While Navjot Sandhu and Anvar both hold certificates mandatory, the latter comes at this conclusion driven by the institutional fear of electronic evidence catered by the Supreme Court. Tampering of such evidence remains at the forefront, and this persuades the Court to require certificates must be contemporaneous as well. The provision is further re-drafted, becoming a product of the judicial fear seeping through the text. The paragraph where the Court discusses the certificate is enlightening:

Most importantly, such a certificate must accompany the electronic record like computer printout, Compact Disc (CD), Video Compact Disc (VCD), pen drive, etc., pertaining to which a statement is sought to be given in evidence, when the same is produced in evidence. All these safeguards are taken to ensure the source and authenticity, which are the two hallmarks pertaining to electronic record sought to be used as evidence. Electronic records being more susceptible to tampering, alteration, transposition, excision, etc. without such safeguards, the whole trial based on proof of electronic records can lead to travesty of justice. [emphasis supplied]

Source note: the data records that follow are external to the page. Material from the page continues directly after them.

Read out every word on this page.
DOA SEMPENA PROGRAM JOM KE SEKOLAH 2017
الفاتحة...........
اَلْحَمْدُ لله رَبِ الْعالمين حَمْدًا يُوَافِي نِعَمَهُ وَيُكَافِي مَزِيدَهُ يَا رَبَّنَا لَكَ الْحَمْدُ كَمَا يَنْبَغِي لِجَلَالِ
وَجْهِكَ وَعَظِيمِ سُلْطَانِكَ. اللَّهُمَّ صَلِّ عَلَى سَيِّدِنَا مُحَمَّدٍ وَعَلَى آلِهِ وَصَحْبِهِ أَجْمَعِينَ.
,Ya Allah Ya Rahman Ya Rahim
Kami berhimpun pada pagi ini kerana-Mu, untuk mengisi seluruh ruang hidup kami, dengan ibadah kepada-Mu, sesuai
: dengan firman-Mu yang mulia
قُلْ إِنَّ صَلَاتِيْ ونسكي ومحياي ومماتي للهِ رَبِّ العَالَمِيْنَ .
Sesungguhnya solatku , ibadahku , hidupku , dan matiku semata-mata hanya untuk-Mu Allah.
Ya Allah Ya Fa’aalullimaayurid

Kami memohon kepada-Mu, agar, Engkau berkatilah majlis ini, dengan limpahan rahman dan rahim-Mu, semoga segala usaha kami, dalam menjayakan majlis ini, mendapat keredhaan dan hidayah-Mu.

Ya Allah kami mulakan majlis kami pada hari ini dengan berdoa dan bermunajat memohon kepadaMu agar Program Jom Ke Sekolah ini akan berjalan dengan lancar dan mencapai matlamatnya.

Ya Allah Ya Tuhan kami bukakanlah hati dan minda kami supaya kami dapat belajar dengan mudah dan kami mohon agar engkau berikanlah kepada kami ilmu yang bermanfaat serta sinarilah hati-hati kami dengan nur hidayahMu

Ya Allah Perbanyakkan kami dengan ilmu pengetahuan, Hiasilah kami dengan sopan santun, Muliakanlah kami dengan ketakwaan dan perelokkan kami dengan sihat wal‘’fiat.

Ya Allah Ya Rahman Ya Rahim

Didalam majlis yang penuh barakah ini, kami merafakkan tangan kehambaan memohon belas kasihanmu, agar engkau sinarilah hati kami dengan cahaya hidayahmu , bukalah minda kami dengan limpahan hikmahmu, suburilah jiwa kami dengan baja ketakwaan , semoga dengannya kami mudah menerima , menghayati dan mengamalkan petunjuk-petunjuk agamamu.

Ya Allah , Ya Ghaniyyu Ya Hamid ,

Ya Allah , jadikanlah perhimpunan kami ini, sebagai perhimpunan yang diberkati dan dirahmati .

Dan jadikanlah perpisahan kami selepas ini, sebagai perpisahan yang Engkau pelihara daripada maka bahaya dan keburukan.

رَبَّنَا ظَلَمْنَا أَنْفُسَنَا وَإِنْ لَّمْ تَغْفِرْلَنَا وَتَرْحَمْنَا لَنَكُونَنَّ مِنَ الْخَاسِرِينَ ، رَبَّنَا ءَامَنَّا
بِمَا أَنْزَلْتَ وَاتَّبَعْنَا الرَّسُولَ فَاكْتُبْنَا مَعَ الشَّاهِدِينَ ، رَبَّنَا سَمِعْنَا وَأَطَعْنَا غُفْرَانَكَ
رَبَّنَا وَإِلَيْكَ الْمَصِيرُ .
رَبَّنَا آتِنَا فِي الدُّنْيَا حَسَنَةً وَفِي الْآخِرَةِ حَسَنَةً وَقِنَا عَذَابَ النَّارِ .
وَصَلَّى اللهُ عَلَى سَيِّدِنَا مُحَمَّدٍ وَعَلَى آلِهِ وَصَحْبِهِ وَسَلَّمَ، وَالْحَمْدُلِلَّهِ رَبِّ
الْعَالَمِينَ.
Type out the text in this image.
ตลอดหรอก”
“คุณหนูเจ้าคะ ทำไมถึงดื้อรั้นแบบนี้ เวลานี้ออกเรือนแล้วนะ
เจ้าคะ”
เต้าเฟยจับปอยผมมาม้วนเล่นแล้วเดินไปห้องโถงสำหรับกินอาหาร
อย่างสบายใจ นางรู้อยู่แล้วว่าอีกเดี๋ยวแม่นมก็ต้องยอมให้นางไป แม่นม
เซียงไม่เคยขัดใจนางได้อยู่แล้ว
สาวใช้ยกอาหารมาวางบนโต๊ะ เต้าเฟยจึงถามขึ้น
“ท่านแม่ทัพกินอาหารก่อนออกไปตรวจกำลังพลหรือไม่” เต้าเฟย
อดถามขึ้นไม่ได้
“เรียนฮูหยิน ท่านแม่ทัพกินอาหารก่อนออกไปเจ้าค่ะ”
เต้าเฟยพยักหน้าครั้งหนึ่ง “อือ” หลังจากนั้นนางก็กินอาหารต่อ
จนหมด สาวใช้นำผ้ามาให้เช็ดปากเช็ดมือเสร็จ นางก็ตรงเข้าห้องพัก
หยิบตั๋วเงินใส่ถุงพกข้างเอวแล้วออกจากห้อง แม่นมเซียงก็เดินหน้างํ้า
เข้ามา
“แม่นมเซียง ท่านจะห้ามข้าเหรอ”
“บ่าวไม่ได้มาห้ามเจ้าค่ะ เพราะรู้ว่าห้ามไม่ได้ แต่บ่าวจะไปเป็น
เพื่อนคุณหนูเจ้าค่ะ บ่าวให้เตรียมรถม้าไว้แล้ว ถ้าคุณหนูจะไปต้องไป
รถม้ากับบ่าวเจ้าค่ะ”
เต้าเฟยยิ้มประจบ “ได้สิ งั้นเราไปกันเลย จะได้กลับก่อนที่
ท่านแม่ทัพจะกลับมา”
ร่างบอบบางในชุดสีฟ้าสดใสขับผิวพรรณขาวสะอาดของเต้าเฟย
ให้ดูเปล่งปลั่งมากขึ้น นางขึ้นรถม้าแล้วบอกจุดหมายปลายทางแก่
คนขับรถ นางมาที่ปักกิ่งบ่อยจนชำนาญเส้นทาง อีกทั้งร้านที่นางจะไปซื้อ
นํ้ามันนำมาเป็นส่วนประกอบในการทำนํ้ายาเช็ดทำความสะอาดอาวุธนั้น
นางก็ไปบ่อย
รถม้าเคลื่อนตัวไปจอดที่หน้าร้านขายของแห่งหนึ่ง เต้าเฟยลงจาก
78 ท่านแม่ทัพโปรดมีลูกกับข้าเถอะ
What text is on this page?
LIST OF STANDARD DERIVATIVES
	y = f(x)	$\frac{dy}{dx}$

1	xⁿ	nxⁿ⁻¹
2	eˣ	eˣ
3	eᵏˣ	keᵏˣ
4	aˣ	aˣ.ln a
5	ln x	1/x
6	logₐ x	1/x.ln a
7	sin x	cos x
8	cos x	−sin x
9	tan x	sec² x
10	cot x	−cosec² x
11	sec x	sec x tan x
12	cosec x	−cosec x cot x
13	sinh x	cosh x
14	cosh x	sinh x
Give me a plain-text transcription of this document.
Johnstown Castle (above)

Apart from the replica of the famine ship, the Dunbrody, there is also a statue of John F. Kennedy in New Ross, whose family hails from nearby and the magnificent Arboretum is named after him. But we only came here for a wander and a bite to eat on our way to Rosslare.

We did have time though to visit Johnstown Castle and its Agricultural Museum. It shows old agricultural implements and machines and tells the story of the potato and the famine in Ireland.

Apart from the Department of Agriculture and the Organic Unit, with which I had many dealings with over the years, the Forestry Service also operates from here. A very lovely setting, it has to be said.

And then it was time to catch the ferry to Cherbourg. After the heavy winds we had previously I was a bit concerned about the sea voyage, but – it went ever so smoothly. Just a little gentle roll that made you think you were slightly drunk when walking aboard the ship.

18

Any doubts over what this means are removed later, when it is held that such evidence "shall be accompanied by the certificate in terms of Section 65B obtained at the time of taking the document [emphasis supplied]". 

Right at the start of these posts, I wrote about the Evidence Act incorporating a sense of balance in its mixing admissibility and reliability to ensure the best evidence is used to arrive at decisions. The strictness of the best evidence rule was not too harsh so as to exclude great amounts of material, and not too relaxed either. The history of how electronic evidence has been treated, first judicially then statutorily, suggests a greater stringency in the conditions due to the seemingly unique problems of duplication and tampering. But the concoction of judicial fear and statutory conditions in Anvar has swung the pendulum too far in the idealist pursuit of best evidence. The Indian position thus stands and marked contrast to how most common law countries consider such evidence today - our English inspirations have long since abandoned the certificate idea altogether. A failure to make the ruling prospectively applicable has made its effect even more drastic - courts are today excluding computer outputs in trials and appeals pending before Anvar for absence of contemporaneous certificates, causing in no uncertain terms a travesty of justice. 

Saturday, October 17, 2015

Electronic Evidence - Part 3

The treatment of electronic evidence in India has been the subject on this blog for the past few posts. This has been done by chronologically discussing the cases involving questions on the admissibility of tape-recorded evidence. From having no tests in the beginning, the Supreme Court by the 1980s had begun to impose strict admissibility requirements for such evidence. This was, in my opinion, largely driven by the reliance judges placed on the English decision in R v. Maqsud Ali. Frequent invocation of the requirements imposed by the Court of Appeals in that case to judge electronic evidence lend credibility to the view that the same tests now applied to India. This was put beyond doubt by the Court in Ram Singh v. Col. Ram Singh [1985 (Supp) SCC 611].

Ram Singh and Tying Loose Ends
Another election dispute, another judgment on tape-recorded evidence. But here, all three judges gave separate opinions in what was a 2-1 split. The majority formed by Fazal Ali and Mukharji JJ., held the tape-recorded statements were inadmissible, whereas Vardarajan J. disagreed. 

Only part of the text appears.